WE ARE BOUND, AND WE ARE BOUND.

Some of you may recognize that ballad which first appeared on a James Taylor Album in 1995 and provides the perfect “segue” to move from the preaching of a sermon on the life and ministry of Jesus of Nazareth to the living of a sermon on the life and ministry of Jesus of Nazareth that was embodied in the ministry of the Rev. Dr. Martin Luther King, Jr. This spiritual and civil rights leader is remembered for the incredible gift that he was to our generation and countless generations to come by the setting aside of a special holiday in memoriam. I think that we as Christian community do a grave disservice to Dr. King’s memory and to the Gospel message if we allow this day to pass without some recognition I am grateful to our Director of Music Ministry for choosing hymns for this Sunday which reflect the gifts of African American composers in our traditions of sacred music and hymnody. Dr. King and the message, which he tirelessly preached, must serve to continue to stir the hearts and minds of this nation and this Church that still suffers from the sin of Racism. Many among us have living memory of the work, which Dr. King led in the heart of the American south during that turbulent period of the early 1960’s; while others were not even born until well after his tragic death by assassination in 1968. History leaves us a large collection of letters, writings and sermons from the hand of this charismatic and gifted leader of the Church. I would like to share with you just a few of the quotes that continue to stir my heart and soul with the power of his prophetic ministry:

“Human progress is neither automatic nor inevitable... Every step toward the goal of justice requires sacrifice, suffering, and struggle; the tireless exertions and passionate concern of dedicated individuals.”

“A nation that continues year after year to spend more money on military defense than on programs of social uplift is approaching spiritual doom.”“I refuse to accept the view that mankind is so tragically bound to the starless midnight of racism and war that the bright daybreak of peace and brotherhood can never become a reality... I believe that unarmed truth and unconditional love will have the final word”. “Life's most persistent and urgent question is, 'What are you doing for others?'“Whatever affects one directly, affects all indirectly.

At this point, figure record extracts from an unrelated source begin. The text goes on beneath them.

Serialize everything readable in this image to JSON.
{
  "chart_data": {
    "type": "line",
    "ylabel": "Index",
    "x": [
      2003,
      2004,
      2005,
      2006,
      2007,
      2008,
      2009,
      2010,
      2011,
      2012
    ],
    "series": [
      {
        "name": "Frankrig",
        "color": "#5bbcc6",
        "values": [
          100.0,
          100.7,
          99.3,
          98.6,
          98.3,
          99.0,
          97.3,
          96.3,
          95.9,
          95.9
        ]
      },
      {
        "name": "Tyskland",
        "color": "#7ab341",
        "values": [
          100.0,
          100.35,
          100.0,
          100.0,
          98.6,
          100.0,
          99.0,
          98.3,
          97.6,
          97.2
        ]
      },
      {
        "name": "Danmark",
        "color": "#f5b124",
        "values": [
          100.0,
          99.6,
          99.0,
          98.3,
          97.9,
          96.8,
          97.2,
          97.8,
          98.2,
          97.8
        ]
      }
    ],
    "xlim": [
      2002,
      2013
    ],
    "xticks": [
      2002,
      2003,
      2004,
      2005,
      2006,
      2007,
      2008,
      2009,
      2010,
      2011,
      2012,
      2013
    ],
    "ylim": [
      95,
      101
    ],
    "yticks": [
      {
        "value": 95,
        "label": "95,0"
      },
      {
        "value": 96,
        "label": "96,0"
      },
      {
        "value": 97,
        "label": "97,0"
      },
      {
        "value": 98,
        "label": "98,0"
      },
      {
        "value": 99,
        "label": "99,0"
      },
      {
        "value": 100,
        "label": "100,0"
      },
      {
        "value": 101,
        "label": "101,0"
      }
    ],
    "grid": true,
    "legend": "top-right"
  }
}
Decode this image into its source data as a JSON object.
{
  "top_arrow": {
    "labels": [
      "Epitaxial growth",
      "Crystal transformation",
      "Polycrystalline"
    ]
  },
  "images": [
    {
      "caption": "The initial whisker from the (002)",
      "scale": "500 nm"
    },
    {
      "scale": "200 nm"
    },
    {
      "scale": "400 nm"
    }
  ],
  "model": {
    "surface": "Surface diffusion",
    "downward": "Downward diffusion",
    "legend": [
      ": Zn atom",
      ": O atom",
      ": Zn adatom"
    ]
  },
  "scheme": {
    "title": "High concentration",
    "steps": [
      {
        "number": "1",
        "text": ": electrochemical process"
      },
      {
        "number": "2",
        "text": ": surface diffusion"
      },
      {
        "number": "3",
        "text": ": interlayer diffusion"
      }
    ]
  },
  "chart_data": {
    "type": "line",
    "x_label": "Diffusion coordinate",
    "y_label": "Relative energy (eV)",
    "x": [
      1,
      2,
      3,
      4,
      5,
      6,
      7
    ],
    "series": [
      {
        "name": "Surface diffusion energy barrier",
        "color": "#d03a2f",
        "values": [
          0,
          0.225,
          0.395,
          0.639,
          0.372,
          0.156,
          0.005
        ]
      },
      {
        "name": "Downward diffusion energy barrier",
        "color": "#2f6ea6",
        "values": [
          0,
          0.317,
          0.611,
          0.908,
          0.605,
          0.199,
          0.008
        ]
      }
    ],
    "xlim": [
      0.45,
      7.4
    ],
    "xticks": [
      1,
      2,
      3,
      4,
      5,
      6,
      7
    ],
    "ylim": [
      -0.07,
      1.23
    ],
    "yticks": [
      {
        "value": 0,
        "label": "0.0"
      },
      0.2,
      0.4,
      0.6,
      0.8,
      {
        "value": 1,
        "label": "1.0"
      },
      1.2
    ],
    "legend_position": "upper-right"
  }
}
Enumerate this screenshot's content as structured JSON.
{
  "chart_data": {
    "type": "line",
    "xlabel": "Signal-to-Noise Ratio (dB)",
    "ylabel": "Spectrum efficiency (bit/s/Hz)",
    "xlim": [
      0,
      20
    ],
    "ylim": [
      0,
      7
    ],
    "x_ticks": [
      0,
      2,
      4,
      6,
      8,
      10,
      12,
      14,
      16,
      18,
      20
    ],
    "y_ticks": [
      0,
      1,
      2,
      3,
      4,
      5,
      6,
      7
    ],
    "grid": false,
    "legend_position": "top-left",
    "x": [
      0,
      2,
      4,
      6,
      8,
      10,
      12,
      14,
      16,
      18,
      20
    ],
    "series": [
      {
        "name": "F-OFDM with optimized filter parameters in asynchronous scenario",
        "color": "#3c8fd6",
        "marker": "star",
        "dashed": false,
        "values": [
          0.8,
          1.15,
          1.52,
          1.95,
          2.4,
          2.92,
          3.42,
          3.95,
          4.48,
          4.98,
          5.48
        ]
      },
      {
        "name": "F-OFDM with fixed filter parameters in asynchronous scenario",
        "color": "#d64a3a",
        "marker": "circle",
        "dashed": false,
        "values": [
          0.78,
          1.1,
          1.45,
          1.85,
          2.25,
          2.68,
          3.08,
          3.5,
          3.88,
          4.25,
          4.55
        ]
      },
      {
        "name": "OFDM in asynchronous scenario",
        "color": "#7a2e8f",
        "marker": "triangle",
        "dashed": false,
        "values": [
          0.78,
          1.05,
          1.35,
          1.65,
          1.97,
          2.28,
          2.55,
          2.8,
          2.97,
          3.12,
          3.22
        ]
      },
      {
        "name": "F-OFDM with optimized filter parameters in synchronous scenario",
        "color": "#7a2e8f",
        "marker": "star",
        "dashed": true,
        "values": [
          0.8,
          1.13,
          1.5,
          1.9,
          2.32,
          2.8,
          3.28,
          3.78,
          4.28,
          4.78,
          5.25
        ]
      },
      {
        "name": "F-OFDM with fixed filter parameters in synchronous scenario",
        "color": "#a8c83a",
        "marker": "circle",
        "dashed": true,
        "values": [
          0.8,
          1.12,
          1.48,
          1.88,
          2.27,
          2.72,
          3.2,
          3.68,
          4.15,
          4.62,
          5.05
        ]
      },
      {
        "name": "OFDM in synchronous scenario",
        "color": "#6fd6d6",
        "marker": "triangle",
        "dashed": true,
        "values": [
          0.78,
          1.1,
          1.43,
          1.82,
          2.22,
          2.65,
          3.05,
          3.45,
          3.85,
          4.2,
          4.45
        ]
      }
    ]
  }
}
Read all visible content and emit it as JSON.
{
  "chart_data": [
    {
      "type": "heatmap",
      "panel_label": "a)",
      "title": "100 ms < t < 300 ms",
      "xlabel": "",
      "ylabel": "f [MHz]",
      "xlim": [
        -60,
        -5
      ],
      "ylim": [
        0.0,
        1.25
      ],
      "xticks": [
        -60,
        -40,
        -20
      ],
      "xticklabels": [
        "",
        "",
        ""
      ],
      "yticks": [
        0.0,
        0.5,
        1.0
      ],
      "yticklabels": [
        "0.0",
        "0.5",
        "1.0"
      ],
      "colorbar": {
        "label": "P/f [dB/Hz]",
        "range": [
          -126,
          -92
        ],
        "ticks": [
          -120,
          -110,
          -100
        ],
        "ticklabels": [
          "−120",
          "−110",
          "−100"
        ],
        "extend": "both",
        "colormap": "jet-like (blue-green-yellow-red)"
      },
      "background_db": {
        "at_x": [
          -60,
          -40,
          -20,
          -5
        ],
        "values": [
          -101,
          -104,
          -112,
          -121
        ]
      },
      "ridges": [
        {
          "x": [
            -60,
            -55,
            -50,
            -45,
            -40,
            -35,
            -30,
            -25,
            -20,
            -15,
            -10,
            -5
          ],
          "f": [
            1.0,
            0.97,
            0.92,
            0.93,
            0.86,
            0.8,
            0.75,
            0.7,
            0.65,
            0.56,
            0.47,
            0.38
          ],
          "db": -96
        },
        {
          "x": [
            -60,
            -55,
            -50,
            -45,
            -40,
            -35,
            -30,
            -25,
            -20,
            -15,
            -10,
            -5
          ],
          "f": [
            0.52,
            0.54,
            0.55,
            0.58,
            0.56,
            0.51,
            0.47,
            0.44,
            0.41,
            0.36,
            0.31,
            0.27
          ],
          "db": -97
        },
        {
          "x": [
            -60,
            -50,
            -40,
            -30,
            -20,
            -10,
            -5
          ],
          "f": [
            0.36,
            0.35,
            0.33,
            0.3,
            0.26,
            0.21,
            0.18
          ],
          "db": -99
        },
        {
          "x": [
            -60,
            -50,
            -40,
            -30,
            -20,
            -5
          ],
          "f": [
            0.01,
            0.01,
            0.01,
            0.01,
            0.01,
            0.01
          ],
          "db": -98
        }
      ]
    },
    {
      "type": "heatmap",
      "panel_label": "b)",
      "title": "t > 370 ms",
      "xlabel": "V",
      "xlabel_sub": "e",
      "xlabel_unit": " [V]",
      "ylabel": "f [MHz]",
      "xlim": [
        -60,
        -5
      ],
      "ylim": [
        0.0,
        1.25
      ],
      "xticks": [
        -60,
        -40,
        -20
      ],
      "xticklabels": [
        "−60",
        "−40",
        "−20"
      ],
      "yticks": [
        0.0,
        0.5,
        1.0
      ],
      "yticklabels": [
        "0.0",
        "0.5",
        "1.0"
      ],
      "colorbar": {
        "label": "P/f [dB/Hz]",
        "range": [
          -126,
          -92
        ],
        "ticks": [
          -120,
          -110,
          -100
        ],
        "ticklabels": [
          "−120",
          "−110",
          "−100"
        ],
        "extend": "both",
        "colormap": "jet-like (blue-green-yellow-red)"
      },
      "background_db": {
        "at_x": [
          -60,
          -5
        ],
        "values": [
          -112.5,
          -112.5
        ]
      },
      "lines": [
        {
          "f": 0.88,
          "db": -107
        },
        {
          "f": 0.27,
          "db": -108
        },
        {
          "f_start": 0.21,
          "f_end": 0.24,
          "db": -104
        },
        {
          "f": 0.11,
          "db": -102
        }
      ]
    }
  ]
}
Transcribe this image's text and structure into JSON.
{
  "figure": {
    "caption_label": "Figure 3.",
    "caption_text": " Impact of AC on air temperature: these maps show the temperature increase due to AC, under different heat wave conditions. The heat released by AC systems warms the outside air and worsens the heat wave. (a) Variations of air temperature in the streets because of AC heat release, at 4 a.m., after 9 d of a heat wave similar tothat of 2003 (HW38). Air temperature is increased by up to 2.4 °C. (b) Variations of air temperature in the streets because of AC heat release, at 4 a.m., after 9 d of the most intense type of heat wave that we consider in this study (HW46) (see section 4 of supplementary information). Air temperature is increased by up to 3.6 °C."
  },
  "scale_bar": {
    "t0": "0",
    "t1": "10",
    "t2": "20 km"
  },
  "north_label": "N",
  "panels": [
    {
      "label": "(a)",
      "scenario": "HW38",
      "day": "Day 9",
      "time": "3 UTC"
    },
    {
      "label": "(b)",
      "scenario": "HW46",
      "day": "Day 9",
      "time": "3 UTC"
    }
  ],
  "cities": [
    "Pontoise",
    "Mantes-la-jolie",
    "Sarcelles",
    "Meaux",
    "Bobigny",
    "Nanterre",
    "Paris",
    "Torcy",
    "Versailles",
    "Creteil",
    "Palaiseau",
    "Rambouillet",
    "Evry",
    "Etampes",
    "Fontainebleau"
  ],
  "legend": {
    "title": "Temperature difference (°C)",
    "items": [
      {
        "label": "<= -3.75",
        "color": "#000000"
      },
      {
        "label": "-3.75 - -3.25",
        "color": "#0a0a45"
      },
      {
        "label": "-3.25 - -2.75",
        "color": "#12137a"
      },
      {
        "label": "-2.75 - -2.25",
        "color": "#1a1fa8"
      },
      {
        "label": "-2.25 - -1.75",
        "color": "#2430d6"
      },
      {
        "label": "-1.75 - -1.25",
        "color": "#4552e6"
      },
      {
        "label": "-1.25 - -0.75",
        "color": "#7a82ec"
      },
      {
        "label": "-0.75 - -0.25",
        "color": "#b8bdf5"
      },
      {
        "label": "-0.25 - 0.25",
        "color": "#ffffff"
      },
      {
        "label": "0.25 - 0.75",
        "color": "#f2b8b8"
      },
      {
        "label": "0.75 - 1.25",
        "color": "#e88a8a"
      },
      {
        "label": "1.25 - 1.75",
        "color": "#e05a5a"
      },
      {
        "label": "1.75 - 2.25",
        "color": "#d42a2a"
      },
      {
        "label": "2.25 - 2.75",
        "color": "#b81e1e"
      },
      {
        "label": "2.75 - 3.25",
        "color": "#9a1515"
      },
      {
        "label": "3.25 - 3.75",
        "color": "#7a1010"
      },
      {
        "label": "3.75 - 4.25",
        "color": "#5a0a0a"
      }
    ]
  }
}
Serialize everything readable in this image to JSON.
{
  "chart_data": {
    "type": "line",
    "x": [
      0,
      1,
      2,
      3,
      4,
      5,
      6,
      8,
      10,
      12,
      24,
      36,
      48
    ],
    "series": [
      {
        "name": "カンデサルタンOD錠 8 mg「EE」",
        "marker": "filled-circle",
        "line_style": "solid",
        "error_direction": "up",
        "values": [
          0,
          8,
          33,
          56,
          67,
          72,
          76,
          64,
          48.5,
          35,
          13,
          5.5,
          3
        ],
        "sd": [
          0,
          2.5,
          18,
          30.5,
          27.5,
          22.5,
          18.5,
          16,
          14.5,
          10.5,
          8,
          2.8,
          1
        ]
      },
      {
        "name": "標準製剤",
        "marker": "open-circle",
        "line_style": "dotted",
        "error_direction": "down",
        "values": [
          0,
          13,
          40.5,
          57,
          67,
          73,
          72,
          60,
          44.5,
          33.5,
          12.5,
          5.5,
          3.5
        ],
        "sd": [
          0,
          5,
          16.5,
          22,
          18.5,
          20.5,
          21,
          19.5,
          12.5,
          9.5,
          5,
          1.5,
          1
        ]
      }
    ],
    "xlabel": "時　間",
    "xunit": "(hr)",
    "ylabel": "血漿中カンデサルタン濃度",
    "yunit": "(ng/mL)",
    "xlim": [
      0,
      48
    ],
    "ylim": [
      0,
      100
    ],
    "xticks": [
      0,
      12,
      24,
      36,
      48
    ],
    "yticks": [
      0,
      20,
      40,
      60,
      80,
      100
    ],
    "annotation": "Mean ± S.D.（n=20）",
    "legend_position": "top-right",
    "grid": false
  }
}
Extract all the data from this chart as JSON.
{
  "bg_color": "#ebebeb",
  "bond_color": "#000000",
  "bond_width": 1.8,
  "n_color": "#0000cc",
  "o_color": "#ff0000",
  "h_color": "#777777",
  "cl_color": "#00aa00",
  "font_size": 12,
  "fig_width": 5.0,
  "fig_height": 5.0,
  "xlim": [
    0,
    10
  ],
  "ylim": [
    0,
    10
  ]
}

I can never be what I ought to be until you are what you ought to be. This is the interrelated structure of reality.”

“Any religion which professes to be concerned with the souls of men and is not concerned with the slums that damn them, the economic conditions that strangle them, and the social conditions that cripple them, is a dry-as-dust religion.”

I would challenge each of us to take the time this week to read to re-read “Letter from Birmingham Jail”. It is easily accessible in many formats and speaks to the Church and to the world with dignity and passion about the work, which God called Dr. King to live out, and subsequently calls each of us to live out in our own ways. Grace and abundant blessing is still spoken to us in our own day and time, by voices like those of Martin Luther King, Jr. and by voices like yours. This is the way that the message of Good News or Gospel continues to live in “the word made flesh” who continues to dwell among us.